Machine translation tools have made tremendous progress in terms of accuracy from where they began. The best way to test this is to translate a sentence or a phrase into another language and then back again and see whether it will make sense.
Spam detection
While it is not standard, the best spam detection applications use some NLP solutions to scan emails for text classification capabilities. It all works because the natural language processing solution scans the emails for phrases, words that are often used in spam or phishing.
It all may include bad grammar, financial terms, inappropriate urgency, threatening vocabulary, and even misspelled company names, to name a few.
Virtual Assistants
You probably were unaware of virtual agents and chatbots, but virtual assistants like Amazon’s Alexa and Apple’s Siri are powered by AI, meaning NLP. They use speech recognition to identify voice commands and natural language patterns to respond appropriately or with helpful comments.
They also have the option of responding to typed texts. One of the most advanced features that prove just how necessary natural language processing is is the ability to respond to questions in their own words with helpful answers.
Text summarization
A beneficial NLP technique allows the program to summarize large volumes of digital texts and make summaries, enabling people not to have to read the entire test. The best text summarization applications use semantic reasoning and natural language generation (NLG) to add valuable context and conclusions to synopses.
Social media sentiment analysis: This particular NLP feature allows the systems to analyze the language used in social media posts, reviews, even responses and extract emotions and attitudes derived from products, event information, and promotions. This, in turn, helps companies use this feedback and data in product designs or advertising campaigns.
Conclusion of Natural language processing
Natural language processing bridges a crucial gap between software and humans for all businesses.

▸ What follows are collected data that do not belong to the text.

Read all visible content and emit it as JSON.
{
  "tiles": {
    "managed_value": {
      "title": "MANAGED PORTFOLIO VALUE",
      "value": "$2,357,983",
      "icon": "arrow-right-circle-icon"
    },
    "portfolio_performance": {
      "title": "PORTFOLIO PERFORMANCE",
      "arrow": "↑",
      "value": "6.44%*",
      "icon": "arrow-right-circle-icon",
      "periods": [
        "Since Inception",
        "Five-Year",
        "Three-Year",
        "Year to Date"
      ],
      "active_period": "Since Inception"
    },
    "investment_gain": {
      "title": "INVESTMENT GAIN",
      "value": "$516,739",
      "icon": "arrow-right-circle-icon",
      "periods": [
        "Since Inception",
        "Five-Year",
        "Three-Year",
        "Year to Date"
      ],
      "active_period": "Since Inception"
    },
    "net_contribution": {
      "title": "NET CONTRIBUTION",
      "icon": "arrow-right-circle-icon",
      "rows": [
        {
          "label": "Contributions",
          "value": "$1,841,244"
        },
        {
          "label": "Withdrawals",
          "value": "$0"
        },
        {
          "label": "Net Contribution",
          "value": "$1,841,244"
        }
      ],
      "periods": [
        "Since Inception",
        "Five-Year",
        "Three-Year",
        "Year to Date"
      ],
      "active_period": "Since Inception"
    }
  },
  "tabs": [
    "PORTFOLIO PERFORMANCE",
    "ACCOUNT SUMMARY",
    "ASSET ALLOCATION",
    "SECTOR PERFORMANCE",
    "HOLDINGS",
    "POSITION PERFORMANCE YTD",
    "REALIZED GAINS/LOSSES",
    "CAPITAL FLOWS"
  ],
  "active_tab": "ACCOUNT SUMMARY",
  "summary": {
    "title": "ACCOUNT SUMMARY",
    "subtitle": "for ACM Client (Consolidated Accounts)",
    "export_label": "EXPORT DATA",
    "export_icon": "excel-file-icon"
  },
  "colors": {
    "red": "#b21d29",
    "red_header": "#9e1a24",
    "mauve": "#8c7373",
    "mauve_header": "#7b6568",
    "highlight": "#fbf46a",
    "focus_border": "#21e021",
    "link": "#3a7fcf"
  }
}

Ensuring and supporting a sound NLP approach is a continuous process, but the results will show across your teams and business.
Businesses use massive amounts of unstructured, text-heavy data and need a way to process it efficiently. A lot of the information that you can find online is stored in databases. It represents natural human language, and until recently, businesses could not analyze this data. For that particular reason, we can conclude that natural language processing is essential.
Natural language processing plays a crucial part in technology and how humans interact with it—being used in many real-world and everyday applications in consumer and business spheres, including cybersecurity, chatbots, search engines, and big data analytics. Even though it is not without its challenges, NLP is anticipated to resume to be an essential part of both industry and everyday life.
Constant improvement and development are crucial, and without the actual users, it will not be able to progress. The AI programs show how much impact natural language processing has on humans as it is made with the thought of making life and business easier for all.